Brian Hamilton, who runs researcher Sageworks.com and screens stocks for underlying fundamental strength, likes Men's Warehouse, where sales are rising with strong cash flow and positive net income. Last week, the company saw shares rise after the firm expressed confidence in its first-quarter guidance.
Specialty retailers as a whole might not be so lucky. Oppenheimer's Meyer remains generally downbeat, noting that in the last recession, a weighted average of her group underperformed the S&P 500 by 25 to 35 percent. It's off just 10 to 15 percent in this downturn. She predicts any rebate-inspired rally will simply be a "head fake" before the next leg down.
One short-term exception, she says, could be urban fashion retailer Citi Trends.

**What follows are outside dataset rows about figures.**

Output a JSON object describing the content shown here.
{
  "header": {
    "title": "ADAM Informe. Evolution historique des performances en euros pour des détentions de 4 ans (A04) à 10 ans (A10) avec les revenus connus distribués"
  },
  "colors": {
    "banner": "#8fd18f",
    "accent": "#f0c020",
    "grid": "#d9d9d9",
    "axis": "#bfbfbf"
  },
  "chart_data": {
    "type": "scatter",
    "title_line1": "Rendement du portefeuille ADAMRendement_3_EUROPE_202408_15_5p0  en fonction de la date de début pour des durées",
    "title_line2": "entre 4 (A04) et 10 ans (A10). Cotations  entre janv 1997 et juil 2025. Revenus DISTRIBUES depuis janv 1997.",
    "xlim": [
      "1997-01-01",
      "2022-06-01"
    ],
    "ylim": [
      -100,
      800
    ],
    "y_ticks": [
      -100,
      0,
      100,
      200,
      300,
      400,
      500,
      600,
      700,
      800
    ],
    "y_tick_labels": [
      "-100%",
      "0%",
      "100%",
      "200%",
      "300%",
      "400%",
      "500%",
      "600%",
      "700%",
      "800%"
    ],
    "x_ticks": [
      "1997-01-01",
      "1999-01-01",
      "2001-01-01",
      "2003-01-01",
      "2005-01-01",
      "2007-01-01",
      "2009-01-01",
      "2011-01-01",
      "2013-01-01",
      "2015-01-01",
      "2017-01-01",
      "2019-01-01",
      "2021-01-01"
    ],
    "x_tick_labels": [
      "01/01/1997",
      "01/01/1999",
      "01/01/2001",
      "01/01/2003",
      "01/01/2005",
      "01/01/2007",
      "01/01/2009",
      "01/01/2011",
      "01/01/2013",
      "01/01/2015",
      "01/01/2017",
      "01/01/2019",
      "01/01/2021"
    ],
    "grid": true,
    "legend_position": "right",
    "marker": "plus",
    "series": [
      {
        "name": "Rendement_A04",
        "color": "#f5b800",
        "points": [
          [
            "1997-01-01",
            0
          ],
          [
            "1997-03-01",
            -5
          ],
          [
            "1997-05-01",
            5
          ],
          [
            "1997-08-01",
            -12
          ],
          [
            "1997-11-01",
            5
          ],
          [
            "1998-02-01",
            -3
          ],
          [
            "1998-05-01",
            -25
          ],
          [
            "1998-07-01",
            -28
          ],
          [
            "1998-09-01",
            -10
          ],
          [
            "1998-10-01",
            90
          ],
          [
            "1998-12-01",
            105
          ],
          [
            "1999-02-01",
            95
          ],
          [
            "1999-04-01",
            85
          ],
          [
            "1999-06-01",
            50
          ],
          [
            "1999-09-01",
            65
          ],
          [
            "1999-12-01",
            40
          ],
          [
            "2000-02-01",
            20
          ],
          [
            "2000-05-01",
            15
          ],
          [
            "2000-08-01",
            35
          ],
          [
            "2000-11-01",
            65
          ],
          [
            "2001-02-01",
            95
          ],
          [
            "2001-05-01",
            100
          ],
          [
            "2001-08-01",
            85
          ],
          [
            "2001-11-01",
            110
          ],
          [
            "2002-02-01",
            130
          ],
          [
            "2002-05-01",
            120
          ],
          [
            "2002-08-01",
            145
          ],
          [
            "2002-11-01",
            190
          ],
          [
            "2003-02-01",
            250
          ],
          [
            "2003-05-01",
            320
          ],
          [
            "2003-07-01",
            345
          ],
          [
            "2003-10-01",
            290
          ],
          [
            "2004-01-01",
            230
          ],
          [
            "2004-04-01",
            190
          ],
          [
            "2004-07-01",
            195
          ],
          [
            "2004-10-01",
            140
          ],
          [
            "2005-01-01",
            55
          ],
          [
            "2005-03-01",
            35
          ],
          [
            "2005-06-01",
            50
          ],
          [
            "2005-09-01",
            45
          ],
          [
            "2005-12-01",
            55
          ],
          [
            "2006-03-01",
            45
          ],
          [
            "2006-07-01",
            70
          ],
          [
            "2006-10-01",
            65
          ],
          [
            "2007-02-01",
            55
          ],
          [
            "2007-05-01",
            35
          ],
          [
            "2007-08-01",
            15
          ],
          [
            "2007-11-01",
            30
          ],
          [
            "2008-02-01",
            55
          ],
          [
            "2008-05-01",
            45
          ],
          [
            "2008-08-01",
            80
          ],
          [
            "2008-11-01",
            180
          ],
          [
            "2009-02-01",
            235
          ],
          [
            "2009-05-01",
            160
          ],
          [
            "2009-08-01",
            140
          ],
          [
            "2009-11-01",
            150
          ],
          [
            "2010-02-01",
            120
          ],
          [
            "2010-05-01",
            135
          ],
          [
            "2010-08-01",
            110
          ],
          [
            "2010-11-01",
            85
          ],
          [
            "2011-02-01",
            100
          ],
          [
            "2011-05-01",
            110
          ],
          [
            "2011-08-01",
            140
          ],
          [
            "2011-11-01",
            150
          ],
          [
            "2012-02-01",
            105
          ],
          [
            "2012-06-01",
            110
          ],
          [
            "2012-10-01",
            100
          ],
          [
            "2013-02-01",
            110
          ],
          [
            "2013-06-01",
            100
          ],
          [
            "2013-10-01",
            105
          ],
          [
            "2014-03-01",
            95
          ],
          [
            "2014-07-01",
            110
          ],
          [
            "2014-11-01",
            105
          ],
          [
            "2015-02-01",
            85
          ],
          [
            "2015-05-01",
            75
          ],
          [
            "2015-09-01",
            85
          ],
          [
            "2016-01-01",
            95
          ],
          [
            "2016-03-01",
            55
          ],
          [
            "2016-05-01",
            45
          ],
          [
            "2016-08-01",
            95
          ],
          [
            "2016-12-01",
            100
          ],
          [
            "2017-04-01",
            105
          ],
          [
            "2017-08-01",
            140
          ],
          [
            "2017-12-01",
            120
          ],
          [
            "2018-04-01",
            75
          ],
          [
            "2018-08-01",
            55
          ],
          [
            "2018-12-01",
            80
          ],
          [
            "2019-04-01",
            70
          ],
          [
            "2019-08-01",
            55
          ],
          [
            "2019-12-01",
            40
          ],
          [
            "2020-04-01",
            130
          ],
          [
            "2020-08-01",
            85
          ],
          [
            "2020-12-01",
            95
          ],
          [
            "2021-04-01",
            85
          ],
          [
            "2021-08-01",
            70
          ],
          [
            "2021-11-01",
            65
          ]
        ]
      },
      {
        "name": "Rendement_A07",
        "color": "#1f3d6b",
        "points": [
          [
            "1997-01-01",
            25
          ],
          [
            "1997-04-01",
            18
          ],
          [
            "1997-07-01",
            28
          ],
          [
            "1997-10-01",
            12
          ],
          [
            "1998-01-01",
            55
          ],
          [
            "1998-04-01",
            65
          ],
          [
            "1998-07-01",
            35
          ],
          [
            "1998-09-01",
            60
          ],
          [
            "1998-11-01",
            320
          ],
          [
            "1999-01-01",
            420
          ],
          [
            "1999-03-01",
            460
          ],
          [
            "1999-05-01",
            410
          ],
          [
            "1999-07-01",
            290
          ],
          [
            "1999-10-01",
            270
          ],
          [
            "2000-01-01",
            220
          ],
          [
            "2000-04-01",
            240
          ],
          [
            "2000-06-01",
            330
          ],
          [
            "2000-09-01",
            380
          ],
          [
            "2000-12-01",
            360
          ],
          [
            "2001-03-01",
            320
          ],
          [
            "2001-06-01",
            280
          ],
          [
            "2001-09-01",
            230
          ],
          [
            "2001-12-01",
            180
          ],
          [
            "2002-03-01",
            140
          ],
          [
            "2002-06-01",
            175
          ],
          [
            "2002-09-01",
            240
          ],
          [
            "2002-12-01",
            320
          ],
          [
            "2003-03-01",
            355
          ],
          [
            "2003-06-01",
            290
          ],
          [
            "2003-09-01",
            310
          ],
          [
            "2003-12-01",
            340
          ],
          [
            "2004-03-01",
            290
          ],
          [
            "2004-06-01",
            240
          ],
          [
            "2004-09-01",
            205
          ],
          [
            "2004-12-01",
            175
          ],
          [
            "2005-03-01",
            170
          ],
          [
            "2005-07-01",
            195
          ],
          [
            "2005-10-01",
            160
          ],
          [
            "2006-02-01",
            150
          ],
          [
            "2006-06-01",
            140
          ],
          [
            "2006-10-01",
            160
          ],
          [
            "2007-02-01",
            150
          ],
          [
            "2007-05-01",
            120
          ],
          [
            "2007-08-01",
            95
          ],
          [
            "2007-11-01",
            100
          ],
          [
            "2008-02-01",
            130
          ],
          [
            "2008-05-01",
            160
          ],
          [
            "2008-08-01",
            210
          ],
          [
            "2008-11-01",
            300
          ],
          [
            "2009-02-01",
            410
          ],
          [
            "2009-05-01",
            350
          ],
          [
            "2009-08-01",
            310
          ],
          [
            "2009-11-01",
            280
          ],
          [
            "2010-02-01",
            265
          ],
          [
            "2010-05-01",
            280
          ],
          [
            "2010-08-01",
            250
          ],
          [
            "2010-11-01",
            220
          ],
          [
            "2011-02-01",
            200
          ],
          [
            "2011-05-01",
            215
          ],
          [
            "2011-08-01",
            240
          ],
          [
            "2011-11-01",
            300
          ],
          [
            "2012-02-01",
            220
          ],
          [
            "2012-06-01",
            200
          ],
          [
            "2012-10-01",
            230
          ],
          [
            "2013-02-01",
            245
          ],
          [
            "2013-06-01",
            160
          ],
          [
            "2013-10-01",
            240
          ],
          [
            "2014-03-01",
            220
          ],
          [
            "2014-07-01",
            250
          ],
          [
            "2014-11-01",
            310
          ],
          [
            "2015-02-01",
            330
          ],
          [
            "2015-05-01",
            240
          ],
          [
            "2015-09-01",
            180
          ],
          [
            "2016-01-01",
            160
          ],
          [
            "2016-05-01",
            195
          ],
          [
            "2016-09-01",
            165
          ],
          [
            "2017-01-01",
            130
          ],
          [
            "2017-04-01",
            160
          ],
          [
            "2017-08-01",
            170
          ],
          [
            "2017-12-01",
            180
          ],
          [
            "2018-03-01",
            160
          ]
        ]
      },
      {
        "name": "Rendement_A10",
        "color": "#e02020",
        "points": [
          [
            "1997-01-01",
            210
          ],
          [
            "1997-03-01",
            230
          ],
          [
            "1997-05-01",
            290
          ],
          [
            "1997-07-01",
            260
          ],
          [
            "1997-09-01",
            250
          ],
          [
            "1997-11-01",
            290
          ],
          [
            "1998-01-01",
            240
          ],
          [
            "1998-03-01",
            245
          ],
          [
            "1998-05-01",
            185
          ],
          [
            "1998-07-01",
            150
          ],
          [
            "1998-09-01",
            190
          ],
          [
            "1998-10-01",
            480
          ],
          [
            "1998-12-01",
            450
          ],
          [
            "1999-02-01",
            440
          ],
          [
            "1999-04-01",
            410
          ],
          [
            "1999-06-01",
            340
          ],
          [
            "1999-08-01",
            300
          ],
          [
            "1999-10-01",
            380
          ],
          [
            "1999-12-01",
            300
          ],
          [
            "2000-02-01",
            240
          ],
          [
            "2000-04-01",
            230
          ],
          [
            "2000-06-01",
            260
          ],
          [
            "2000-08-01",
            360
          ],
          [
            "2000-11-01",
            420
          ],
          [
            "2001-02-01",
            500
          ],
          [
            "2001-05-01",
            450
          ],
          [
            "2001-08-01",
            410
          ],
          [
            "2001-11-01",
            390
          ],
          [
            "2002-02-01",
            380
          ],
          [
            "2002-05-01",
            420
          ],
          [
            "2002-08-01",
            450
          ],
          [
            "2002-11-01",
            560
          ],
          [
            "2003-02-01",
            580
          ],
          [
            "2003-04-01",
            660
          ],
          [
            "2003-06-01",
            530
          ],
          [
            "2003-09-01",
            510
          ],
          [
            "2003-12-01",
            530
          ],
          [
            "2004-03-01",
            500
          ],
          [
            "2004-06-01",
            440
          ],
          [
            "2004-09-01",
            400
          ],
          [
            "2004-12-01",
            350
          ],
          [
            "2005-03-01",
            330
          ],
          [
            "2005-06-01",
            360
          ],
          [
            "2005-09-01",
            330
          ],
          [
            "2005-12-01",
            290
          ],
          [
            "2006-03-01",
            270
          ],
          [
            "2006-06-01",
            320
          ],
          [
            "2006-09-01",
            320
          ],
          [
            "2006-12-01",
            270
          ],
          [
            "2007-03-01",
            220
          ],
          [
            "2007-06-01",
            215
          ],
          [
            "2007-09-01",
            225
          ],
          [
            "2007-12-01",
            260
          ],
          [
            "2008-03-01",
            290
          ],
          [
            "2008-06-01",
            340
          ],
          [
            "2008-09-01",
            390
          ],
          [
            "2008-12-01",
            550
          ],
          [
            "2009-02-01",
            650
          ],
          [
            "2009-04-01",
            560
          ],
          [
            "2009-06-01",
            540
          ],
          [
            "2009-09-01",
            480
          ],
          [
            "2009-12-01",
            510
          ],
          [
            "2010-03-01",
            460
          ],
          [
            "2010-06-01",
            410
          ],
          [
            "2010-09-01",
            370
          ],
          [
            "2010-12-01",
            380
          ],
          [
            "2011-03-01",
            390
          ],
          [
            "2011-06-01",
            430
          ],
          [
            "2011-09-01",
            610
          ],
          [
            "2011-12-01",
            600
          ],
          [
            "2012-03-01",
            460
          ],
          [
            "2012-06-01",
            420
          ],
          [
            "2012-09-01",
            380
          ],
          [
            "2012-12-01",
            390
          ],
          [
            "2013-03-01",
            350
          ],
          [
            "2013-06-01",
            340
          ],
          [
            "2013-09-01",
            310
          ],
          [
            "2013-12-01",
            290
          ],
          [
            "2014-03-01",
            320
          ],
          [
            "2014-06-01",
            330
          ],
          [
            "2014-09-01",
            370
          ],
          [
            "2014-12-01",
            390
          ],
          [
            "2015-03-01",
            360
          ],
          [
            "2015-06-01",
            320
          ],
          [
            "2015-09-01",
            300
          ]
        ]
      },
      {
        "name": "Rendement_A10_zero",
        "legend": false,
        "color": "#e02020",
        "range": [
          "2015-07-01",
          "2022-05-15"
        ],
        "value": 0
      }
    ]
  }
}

The company saw notable one-time gains during both the last tax rebate and after government checks were cut following Hurricane Katrina, when same-store sales jump above 20 percent from single digits in earlier months. "Citi's customers are used to spending their disposable income on clothing," she says.
Better bets remain the fastest growers that have managed to buck much of the sector slowdown already. There, Urban Outfitters and J. Crew top Meyer's list of picks. "They are absolutely on top of their game and poised to have a terrific year," she said of J. Crew, while at Urban, "you would never know we're in a recessionary environment based on traffic in their stores."